CORTES vs. YU-TIBO- Negative Easement
A Notarial prohibition is required to start the running of prescription in a negative easement.
Easement disputed here is the easement of light and view. Plaintiff’s wife has certain windows on her property which open on the adjacent lot. It has been established that the plaintiffs hasn’t done any formal act prohibiting the owner of the house of the adjacent house prohibiting them to make any improvements. Plaintiff claims that period of prescription started when those windows were made and acknowledge by the owner of the adjacent lot. Defendant however claims that there should be a formal act prohibiting them from doing a certain act to trigger the prescriptive period.
Whether or not plaintiffs have acquired the easement through prescription?
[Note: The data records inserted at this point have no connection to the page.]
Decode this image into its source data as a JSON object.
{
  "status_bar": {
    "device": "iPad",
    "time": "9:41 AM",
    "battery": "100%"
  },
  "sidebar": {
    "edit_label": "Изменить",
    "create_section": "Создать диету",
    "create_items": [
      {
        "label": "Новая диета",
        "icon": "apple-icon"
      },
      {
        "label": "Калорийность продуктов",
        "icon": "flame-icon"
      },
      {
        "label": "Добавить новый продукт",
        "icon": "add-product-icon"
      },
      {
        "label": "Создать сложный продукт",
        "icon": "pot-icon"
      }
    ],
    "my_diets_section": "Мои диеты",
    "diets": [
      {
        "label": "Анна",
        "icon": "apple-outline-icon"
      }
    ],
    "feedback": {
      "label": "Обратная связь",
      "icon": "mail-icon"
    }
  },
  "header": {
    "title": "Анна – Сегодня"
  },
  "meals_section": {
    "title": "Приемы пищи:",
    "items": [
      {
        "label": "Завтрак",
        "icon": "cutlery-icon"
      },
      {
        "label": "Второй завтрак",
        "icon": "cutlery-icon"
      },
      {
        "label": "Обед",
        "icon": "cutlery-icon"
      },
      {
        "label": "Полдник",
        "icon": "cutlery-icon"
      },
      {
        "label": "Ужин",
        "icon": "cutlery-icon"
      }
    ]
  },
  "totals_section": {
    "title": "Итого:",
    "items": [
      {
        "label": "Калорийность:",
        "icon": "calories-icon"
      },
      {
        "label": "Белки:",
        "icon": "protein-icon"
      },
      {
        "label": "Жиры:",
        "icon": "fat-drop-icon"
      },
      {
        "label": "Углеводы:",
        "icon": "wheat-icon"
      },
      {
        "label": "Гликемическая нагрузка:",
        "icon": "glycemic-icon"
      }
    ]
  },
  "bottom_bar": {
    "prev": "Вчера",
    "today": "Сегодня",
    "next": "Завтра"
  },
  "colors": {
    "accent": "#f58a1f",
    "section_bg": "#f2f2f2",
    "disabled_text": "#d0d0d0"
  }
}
The Court clarified that mere act of opening one own’s window is an act of dominion not of easement. The easement here is the (possible) prohibition of creating any improvements on the property of the defendants (negative easement) that may impede or limit the use of the window. Thus, plaintiff is totally wrong in saying that prescription for the easement starts to kick in when the window was made and acknowledge by the adjacent owner. In fact, what is needed in this situation is a formal act through a notarial prohibition so that prescriptive period will start. The fact that the defendant has not covered the windows of the apellant/ plaintiff does not necessarily imply the recognition of the acquisitive prescription of the alleged easement as this might just be a result of a mere tolerance on the part of the defendant.
Plaintiffs asked for a rehearing but was again denied! Plaintiff mentions about their windows and watersheds to be apparent easements, or just projitiendi and jus spillitiendi. The court says that the plaintiffs are obviously confused between the right exercised by owners and the rights provided in easements.